L’initiative diplomatique de Merkel et Hollande, précédé d’une déclaration sur la non livraison d’armes à l’Ukraine, qui peut évidemment être un leurre, et même si elle a été soumise à un entretien Merkel/Obama, s’apparente tout de même à un recentrage sur des intérêts propres. Merkel est sous la pression politique et économique intérieures dans ses relations avec la Russie.
L’Europe ultralibérale va vers l’implosion
Michel Sapin, le médiocre incompétent en charge de notre économie, couvert par nos médias asservis, vient de déclarer que la question grecque n’aura aucun impact sur l’Eurozone. Cela a fait monter l’inquiétude d’un cran comme n’a pu s’empêcher de le noter le Figaro :
« Reste à convaincre le G20 et notamment les partenaires européens dont certains sont loin de partager l'optimisme de Michel Sapin. »
Michel sapin et la France par la même occasion, se sont récemment fait humilier par un commissaire européen par intérim, sur le problème soulevé par le déficit budgétaire de l’Etat.
A ce propos il n’est pas inutile de rappeler que si nous voulions le faire passer sous les 3% il nous faudrait, au choix : - faire défaut sur le remboursement des intérêts de la dette, remettre en cause notre système social dans son ensemble, faire pleuvoir sur les français taxes et impôts d’une manière inégalée, vendre des actifs de l’Etat : participation dans des sociétés, patrimoine…-.
Qu’est ce qui nous distingue de la situation grecque sur le fond ? Uniquement l’aspect politique.
Bien au contraire, si Syriza choisit de sortir de l’Euro plutôt que de s’en faire exclure, cela aurait l’effet d’un véritable séisme. Nul doute que la sortie de l’Euro, au moins, apparaitrait rapidement dans le programme de partis politiques dans les pays latins.
La survie de l’Eurozone est donc momentanément suspendue aux décisions politiques de ce pays où nos racines culturelles plongent, mais qui est aujourd’hui méprisé par la finance européenne.
Avec l’accroissement de la crise, particulièrement sur les aspects économiques et au niveau de l’emploi, La Grèce venant de faire la démonstration que l’austérité renforcée mène à la faillite et on sait par les exemples japonais et américains que les QE ont un impact très faible sur ces questions majeures, les divergences entre les pays de l’Eurozone vont s’accentuer.
Sans que bien naturellement nos médias l’aient relevé à sa juste valeur, l’Angleterre s’est progressivement dégagée des contraintes européennes.
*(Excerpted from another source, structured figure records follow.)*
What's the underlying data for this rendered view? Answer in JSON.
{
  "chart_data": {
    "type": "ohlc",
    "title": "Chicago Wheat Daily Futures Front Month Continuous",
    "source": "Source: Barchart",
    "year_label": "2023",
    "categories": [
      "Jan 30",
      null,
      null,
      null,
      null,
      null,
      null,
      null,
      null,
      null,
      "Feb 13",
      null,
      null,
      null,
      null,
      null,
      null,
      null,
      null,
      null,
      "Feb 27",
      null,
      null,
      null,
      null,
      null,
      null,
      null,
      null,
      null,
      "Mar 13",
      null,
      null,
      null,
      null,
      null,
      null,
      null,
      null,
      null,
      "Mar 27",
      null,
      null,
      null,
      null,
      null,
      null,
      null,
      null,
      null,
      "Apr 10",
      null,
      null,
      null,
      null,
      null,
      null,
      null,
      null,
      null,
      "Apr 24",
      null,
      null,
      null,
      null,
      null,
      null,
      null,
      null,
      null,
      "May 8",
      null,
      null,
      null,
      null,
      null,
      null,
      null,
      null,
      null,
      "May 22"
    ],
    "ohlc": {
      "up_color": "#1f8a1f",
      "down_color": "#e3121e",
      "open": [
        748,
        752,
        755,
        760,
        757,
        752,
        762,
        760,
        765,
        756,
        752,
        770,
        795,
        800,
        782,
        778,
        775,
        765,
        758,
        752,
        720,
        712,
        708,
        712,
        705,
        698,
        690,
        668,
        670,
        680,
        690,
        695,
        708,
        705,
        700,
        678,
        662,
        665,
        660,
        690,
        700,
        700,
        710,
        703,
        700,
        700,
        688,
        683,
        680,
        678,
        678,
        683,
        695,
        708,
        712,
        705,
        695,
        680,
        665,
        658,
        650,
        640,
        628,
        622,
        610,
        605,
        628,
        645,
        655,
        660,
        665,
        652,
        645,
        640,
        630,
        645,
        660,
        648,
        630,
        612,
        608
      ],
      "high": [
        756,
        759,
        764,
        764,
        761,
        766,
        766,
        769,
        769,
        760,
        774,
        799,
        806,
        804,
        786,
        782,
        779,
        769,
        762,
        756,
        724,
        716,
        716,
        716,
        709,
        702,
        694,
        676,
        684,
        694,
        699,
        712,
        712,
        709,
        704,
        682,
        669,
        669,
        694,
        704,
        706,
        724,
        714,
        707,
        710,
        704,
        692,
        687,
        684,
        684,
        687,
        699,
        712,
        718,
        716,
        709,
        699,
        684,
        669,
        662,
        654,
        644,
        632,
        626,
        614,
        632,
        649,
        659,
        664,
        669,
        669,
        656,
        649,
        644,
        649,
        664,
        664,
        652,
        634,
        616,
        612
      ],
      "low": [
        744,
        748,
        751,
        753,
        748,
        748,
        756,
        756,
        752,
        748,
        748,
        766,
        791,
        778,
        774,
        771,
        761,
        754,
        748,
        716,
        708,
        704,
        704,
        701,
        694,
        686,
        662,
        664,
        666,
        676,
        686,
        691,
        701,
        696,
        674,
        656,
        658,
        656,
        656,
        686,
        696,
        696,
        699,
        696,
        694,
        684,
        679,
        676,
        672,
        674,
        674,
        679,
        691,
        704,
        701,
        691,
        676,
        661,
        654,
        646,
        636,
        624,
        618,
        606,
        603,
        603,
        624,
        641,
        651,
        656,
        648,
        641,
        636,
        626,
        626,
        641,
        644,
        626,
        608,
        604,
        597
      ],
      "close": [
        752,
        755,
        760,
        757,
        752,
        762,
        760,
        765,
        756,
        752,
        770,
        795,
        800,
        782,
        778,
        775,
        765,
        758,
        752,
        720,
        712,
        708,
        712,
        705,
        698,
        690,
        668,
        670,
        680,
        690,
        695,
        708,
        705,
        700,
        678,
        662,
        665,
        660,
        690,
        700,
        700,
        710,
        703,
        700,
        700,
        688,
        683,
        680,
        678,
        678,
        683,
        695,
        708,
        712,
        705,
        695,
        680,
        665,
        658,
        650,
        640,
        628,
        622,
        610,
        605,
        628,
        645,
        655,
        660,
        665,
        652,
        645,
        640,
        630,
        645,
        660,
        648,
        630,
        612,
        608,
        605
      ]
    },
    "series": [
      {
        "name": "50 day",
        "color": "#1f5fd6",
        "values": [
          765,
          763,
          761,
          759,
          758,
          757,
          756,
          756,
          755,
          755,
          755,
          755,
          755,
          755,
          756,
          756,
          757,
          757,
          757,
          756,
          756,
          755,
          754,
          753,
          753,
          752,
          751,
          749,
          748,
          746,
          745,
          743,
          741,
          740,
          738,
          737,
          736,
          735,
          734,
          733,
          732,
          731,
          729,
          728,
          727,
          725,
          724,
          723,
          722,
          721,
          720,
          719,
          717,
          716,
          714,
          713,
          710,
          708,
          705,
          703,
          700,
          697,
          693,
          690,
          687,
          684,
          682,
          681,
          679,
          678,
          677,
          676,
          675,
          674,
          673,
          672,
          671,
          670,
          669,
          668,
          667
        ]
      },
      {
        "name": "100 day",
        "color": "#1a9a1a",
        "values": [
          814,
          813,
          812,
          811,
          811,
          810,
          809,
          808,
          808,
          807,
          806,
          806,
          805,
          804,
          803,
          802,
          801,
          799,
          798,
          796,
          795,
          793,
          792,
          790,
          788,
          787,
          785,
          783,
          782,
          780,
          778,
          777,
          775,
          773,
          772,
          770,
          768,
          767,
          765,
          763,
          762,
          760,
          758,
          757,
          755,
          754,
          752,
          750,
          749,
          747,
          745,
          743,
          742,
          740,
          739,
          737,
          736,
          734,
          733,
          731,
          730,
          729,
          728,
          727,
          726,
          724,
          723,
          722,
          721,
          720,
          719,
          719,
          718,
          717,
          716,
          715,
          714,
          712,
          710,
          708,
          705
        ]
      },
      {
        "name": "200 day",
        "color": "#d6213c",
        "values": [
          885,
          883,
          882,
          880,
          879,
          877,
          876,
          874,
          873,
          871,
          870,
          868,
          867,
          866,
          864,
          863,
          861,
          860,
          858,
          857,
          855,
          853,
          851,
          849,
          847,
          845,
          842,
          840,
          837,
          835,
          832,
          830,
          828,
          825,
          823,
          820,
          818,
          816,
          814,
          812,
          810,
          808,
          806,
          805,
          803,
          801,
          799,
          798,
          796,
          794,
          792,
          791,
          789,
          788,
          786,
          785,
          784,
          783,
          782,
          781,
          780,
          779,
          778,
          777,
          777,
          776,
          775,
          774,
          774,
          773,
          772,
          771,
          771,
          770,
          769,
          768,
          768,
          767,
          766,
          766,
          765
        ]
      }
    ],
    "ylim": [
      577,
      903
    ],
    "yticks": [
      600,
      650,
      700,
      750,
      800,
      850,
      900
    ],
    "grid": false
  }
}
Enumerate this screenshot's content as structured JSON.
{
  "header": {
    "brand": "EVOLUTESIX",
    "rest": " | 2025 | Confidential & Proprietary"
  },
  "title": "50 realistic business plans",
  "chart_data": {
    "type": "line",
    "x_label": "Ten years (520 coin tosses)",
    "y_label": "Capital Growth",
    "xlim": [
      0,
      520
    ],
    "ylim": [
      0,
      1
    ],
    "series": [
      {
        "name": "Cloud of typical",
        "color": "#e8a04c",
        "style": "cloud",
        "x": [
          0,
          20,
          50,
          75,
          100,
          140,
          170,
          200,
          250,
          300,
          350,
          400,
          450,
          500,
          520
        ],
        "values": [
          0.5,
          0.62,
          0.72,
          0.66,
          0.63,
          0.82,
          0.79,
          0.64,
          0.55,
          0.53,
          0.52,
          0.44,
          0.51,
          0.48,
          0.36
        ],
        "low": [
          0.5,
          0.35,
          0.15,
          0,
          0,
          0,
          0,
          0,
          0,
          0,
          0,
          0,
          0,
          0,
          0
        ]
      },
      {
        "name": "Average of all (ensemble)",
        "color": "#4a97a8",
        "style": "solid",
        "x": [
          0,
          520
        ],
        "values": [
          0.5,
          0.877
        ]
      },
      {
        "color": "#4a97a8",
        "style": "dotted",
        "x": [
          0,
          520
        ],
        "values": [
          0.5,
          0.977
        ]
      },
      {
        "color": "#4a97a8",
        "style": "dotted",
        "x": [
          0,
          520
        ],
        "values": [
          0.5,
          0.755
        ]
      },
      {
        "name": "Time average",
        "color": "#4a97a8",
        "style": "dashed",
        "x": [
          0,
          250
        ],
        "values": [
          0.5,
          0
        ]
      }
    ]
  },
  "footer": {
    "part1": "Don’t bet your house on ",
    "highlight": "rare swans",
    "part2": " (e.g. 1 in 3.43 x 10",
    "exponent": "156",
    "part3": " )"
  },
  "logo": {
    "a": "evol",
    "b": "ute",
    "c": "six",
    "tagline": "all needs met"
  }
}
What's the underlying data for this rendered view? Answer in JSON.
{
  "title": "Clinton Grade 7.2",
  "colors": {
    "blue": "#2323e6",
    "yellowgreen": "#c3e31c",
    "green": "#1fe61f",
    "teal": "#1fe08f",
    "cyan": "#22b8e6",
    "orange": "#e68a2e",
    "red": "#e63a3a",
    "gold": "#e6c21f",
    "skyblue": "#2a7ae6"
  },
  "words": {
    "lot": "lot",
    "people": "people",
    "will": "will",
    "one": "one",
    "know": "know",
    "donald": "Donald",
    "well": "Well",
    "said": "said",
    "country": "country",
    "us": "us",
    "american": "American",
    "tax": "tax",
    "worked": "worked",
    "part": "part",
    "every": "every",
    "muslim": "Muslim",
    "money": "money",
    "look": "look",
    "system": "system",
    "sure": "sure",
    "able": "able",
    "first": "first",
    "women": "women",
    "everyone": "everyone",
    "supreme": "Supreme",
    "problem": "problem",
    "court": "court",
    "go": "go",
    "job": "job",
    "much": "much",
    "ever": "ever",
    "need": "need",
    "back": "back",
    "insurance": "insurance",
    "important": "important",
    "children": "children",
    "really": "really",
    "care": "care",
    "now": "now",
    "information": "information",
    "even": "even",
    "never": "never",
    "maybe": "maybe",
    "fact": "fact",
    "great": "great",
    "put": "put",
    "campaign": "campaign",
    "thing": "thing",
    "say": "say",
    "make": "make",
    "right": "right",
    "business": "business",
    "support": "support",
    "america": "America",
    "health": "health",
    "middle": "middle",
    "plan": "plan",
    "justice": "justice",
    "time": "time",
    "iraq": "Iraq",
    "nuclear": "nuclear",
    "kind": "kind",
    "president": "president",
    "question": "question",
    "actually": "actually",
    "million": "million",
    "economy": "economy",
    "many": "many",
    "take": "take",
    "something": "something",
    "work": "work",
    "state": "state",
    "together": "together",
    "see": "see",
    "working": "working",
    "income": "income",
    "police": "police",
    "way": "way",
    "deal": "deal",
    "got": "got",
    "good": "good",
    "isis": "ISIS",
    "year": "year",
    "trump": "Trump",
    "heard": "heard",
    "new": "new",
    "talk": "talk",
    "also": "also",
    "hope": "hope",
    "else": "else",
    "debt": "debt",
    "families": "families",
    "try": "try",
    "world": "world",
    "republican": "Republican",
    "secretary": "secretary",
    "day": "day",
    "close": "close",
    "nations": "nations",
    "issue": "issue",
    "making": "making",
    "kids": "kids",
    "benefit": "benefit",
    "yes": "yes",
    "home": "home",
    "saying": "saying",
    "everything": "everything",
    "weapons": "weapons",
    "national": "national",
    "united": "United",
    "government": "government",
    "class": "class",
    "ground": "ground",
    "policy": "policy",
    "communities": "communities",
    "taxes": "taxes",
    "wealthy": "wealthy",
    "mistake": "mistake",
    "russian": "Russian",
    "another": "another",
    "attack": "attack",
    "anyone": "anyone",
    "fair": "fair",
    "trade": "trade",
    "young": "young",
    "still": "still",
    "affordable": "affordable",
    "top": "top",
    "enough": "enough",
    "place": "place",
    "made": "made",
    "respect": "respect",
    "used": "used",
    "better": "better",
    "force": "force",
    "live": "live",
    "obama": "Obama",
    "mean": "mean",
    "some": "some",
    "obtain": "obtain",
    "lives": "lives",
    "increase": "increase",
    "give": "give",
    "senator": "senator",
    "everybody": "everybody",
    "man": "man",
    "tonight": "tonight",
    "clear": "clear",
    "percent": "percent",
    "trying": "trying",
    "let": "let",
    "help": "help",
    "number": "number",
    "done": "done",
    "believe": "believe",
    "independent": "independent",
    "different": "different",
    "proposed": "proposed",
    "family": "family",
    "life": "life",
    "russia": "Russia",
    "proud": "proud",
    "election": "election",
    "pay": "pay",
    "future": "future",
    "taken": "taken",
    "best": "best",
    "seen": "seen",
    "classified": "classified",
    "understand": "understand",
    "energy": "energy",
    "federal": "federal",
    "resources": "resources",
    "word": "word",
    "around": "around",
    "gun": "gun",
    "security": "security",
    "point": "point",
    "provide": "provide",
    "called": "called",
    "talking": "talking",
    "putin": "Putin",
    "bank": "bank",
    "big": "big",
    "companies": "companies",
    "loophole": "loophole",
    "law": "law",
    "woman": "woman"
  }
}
D’une manière étonnante en fonction du passé et des liens, l’Union britannique s’est même éloignée des Etats Unis. Dans sa nouvelle politique énergétique, basée sur l’indépendance, elle s’assoit même sur des règles européennes de concurrence non faussée. Ce qui lui vaut une plainte de la part de l’Autriche qui y voit une possibilité de peser sur le programme électronucléaire anglais.
L’Angleterre a renoué avec l’Iran, ce qui parait non moins impensable sur la base du passé.
Finalement l’initiative diplomatique Merkel/Hollande en direction de Poutine n’est qu’un volet d’une action plus vaste pour maintenir la cohésion de l’Eurozone. Parce que le soutien financier supplémentaire à une Ukraine divisée serait un fardeau de plus.
- Poutine
Tout cela fait que Poutine n’est pas en position d’infériorité sur le dossier ukrainien. Ce qu’il sait parfaitement, puisqu’il joue notamment avec le temps qui s’égrène pour lui.
La position de Syriza aura un impact sur ce problème également, bien que ce mouvement ait été écarté brutalement de la discussion sur la position de l’Union européenne.